SIKESTON - For many students, the opening day of school is an exciting time, but to those just entering the world of classes and homework it can be a fearful experience.
Some kindergartners and first graders can think of nothing worse than being placed in an unfamiliar setting without mom or dad.
And it can be equally unnerving for a child going from a familiar school to a new school, or from a special education to a mainstream setting.
Preparing youngsters for the transition is a responsibility parents should take seriously, urged Vera Glueck, principal at Sikeston Kindergarten Center.
"I think the separation from a parent is a child's biggest fear and there are some things parents can do to get rid of some of that fear when it comes to school. Sometimes it helps when a parent goes over his or her own schedule," she suggested. "Say 'while you're at school mom will be... and when you get out of school I'll be..."
Tell the child who will pick him up from school and where he'll go from there, whether it's home or to a babysitter. Also include when you yourself will be home. Go over the daily schedule at bedtime each night, beginning with what will happen when the child awakens to eating breakfast to coming home after school.
Although some parents have a tough time accepting that their child is old enough to attend school, Glueck urged adults to try to keep their emotions in check. Children can sense how mom and dad feel about their going to school and a negative feeling can be easily transferred.
Routine is also important during the school year, she said.
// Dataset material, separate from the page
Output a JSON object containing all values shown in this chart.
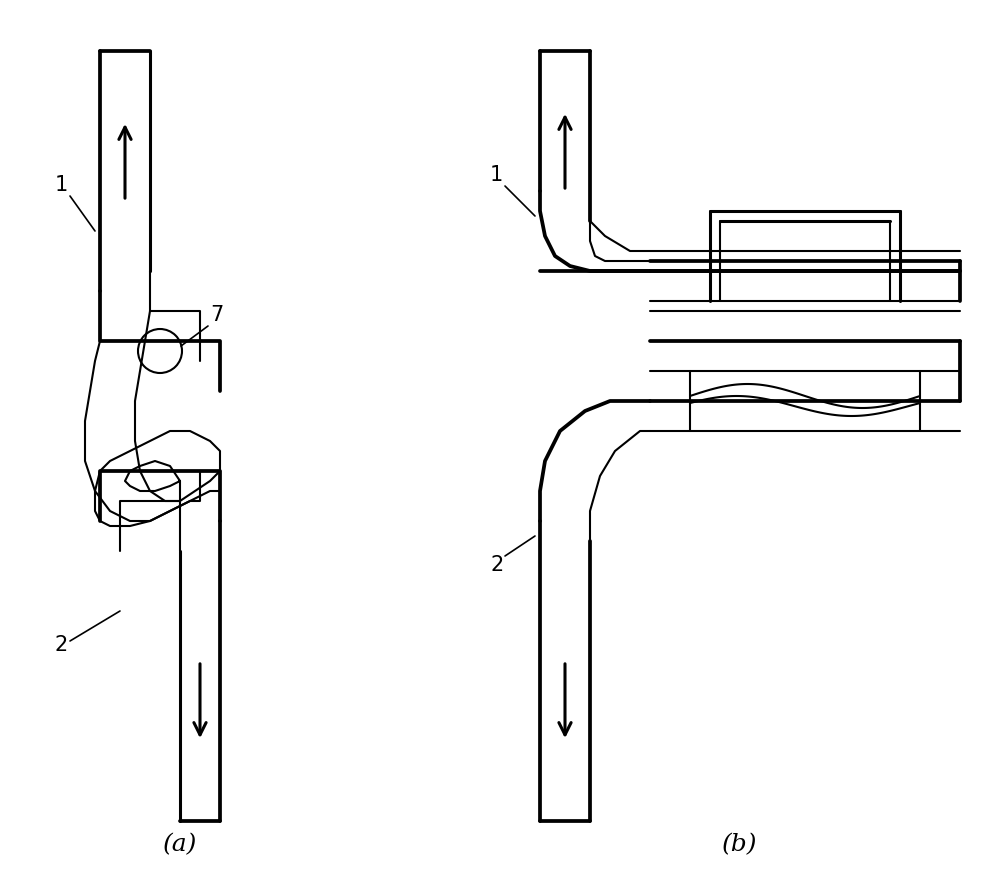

Children should have a set bathtime and bedtime, remembering that even as an adult, getting used to a certain schedule is beneficial.
To make certain the morning goes smoothly, lay out the child's clothes the night before and decide what will be served for breakfast.
Most would agree every day can't be flawless and children too, have days that could have gone better. Glueck suggested if a child seems to have had a bad experience that day at school, give him time to talk about it, but don't dwell on it, she recommended.
"Then when the child is out of sight, I'd call the teacher and ask what happened," she said. "Between the two of you, decide how the problem can be addressed."
Glueck is enthusiastic about the start of school on Wednesday and said she wants all of her students to feel the same way. "One thing parents can do is put a note or a picture in the child's backpack to reassure the child, they really enjoy that. You want to make this a positive experience because the first two or three days of school have a big bearing on how the child will feel about school as a whole."